AD102, AD103 and AD104: transistors, number of cores and more on the GPUs of the early GeForce RTX 4000

NVIDIA announced early on that the first three video cards of the GeForce RTX 4000 era are based on three distinct GPUs: AD102 for the RTX 4090, AD103 for the RTX 4080 16 GB and AD104 for the RTX 4080 12 GB.

However, the company had not shared many technical details, especially with regard to AD103 and AD104, leaving us with a poorly defined technical framework. Now, thanks to sharing a whitepaper, we have one complete view of the characteristics of the GPUs and their implementation in the new cards. Let’s go in order.

La GPU AD102 is the heart of the GeForce RTX 4090 and, as we have already learned in the past few hours, it is a chip from 76.3 billion transistors crammed into an area of 608.5 mm2. La GPU ha 144 Streaming Multiprocessor, 18432 CUDA core, 144 RT cores and 576 Tensor cores. Also on board 192 ROPs and well 96 MB of L2 cache. The memory interface is 192 bits.

The GeForce RTX 4090 does not implement the GPU in full form, however, as we were able to explain in a news in which we hypothesized the future arrival of a 4090 Ti. The RTX 4090 provides 16384 CUDA cores active as a result of 128 working SMs, 128 RT cores and 512 Tensor cores. The data of the ROPs is equal to 176 units, while the bus remains at 384 bits.

Read This Now: Intel Xe, 512 EU and TDP GPUs up to 500W for datacenter variants rumor

The GPU AD103 provides instead 45.9 billion transistors in an area of 378.6 mm2. The chip provides 80 Streaming Multi processors for a total of 10240 CUDA cores, 80 RT core and 320 Tensor core. The provides 112 ROPs and delivers 64MB L2 cache. The memory interface is 256 bits.

There is no fully active AD103 on board the GeForce RTX 4080 16 GBin fact the number of MS drops to 76 leading to the following specifications: 9728 CUDA core, 76 RT core and 304 Tensor core. The ROPs are present in a number equal to 112.

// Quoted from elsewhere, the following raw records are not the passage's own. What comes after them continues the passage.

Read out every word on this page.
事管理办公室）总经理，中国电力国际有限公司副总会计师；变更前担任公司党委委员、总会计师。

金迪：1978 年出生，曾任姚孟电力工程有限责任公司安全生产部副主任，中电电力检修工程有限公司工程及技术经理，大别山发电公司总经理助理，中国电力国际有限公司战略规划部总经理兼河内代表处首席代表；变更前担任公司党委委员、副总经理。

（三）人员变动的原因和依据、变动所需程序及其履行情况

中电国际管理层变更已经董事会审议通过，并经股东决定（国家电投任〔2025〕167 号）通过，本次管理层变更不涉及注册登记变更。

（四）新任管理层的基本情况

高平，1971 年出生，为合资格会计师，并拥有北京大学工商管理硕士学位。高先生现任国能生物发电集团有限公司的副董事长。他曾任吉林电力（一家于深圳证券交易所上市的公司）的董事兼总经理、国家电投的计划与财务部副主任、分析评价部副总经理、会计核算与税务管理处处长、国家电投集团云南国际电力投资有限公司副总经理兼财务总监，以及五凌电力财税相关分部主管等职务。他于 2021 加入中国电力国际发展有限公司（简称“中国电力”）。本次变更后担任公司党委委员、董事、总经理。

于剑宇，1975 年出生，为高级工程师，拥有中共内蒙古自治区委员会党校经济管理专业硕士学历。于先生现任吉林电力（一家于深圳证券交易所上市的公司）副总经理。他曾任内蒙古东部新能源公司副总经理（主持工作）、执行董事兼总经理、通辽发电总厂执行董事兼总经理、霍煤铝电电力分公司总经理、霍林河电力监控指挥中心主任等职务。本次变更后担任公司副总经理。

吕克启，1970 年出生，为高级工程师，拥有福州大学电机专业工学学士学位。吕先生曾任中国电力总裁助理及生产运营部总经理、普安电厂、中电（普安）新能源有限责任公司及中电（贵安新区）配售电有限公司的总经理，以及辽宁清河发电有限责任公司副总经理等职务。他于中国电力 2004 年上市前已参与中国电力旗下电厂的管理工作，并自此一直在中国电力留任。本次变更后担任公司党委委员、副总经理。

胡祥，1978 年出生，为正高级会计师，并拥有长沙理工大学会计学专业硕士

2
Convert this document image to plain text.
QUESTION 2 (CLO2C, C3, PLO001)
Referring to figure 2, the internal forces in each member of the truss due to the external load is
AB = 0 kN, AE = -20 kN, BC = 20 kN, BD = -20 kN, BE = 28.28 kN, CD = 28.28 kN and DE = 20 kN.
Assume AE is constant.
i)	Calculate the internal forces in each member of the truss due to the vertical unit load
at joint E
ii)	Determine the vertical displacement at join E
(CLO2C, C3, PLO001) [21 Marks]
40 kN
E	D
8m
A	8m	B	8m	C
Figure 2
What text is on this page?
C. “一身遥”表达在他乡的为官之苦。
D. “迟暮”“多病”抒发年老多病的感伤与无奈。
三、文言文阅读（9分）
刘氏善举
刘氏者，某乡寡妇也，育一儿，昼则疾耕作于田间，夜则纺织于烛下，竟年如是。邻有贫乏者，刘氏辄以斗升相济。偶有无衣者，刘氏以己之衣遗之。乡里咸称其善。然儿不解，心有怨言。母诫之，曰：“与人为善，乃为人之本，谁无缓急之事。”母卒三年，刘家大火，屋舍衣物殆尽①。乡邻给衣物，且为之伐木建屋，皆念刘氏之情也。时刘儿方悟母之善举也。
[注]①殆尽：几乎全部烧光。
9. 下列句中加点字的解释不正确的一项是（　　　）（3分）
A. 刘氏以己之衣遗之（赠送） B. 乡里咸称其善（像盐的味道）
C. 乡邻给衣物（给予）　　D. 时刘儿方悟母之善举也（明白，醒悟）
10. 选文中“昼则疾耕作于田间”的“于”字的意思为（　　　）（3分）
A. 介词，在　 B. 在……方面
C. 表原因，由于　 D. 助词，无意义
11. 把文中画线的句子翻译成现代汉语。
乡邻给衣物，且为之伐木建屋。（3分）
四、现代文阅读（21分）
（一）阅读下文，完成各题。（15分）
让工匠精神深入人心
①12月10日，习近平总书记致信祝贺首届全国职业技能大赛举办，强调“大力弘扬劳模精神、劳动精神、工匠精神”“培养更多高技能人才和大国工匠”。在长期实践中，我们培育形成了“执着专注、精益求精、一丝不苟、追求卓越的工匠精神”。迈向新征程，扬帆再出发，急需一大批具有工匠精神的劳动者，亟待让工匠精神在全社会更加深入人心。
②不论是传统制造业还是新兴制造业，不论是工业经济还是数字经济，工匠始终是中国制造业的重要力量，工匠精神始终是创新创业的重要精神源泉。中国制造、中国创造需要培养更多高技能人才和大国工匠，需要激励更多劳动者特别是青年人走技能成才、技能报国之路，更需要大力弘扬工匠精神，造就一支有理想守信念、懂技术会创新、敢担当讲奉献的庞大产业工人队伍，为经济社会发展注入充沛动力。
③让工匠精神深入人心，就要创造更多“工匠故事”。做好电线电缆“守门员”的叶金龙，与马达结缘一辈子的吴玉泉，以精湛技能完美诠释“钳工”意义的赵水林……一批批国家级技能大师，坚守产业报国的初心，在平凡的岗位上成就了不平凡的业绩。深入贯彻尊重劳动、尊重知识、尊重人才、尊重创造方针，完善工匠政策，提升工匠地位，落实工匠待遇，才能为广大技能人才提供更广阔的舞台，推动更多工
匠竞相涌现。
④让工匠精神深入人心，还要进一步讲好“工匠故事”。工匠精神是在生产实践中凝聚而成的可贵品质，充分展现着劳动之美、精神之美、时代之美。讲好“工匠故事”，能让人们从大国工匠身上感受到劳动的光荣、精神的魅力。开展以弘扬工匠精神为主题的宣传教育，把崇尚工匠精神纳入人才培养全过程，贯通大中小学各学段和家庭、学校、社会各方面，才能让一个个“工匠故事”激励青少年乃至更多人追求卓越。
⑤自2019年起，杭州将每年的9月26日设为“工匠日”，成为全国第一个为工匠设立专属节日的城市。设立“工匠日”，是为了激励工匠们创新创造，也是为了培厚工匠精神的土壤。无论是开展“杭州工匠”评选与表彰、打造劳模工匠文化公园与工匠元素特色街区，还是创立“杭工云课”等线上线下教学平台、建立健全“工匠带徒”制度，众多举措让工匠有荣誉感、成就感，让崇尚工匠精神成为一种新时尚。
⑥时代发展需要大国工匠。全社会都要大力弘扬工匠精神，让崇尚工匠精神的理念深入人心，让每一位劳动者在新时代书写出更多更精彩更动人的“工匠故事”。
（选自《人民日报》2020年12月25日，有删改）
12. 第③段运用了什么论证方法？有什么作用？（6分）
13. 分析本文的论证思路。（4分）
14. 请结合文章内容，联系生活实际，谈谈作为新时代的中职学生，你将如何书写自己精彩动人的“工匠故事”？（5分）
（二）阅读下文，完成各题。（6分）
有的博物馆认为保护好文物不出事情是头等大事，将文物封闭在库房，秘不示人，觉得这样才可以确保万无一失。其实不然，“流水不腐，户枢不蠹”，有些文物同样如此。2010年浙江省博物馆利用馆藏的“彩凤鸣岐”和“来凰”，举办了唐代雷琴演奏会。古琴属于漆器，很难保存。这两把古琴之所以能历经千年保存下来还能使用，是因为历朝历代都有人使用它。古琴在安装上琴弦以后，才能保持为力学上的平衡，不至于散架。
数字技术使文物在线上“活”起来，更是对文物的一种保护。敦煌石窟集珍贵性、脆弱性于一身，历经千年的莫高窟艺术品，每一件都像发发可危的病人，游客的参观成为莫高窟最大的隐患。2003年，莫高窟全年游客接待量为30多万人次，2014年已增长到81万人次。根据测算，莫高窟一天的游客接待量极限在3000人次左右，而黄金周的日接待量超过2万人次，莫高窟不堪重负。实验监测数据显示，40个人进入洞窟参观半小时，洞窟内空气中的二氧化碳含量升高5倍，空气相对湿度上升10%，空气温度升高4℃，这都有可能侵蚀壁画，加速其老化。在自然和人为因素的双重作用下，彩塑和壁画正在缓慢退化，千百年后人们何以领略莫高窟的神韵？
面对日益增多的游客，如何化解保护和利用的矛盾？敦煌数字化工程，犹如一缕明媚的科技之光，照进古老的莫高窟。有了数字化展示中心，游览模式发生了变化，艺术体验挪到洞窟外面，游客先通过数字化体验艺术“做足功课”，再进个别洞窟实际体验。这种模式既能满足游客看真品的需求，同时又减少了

Finally, we come to AD104GPU that according to what we learn is integrated into the GeForce RTX 4080 12 GB in its full form. The chip has an area of 294.5 mm2 and integrates 35.8 billion transistors. On board there are 60 SM for 7680 CUDA core, 60 RT cores and 240 Tensor cores. The L2 cache is equal to 64 MB, while the ROPs are 80. The memory interface is 192 bit. We summarize in the following table the specifications of the Ada Lovelace GPUs, along with the GA102 for reference:

Read This Now: Elden Ring in the technology test - ComputerBase: Test |CUP | Specs |Config

	AD102	AD103	AD104	GA102
Architecture	There’s Lovelace	There’s Lovelace	There’s Lovelace	Ampere
Productive process	TSMC 4N	TSMC 4N	TSMC 4N	Samsung 8N
Transistor	76.3 billion	45.9 billion	35.8 billion	28.3 billion
Die size	608,5 mm²	378,6 mm²	294,5 mm²	628,4 mm²
Streaming Multiprocessor	144	80	60	84
CUDA Core	18432	10240	7680	10752
Tensor Core	576	320	240	336
RT Core	144	80	60	84
ROPs	192	112	80	112
Cache L2	96 MB	64 MB	48 MB	6 MB
Bus	384 bit	256 bit	192 bit	384 bit

Putting aside the number of cores, it is evident that NVIDIA has decided to follow AMD on expanding the cache inside the chips. AMD with RDNA 2 has implemented an Infinity Cache up to 128 MB, a memory that has allowed it to maintain a reduced memory interface but still guarantee a high overall bandwidth.

NVIDIA does the same thing with Ada Lovelace, albeit in a different way, with up to 96MB of L2 cache that stands out from the 6MB L2 cache found in the top-of-the-line GA102 RTX 3000 series GPU. L2 cache NVIDIA has decided to sacrifice the NVLink interconnect.

Read This Now: ASUS ROG Strix GA35-G35DX: top gaming PC with Ryzen 9 3950X and RTX 2080 Ti

Finally, it is good to remember that all these GPUs are manufactured at TSMC with a process called 4N which is not to be confused with TSMC’s own N4. 4N is to be seen as a ‘optimization for NVIDIA of the Taiwanese company’s N5 (5 nm) process.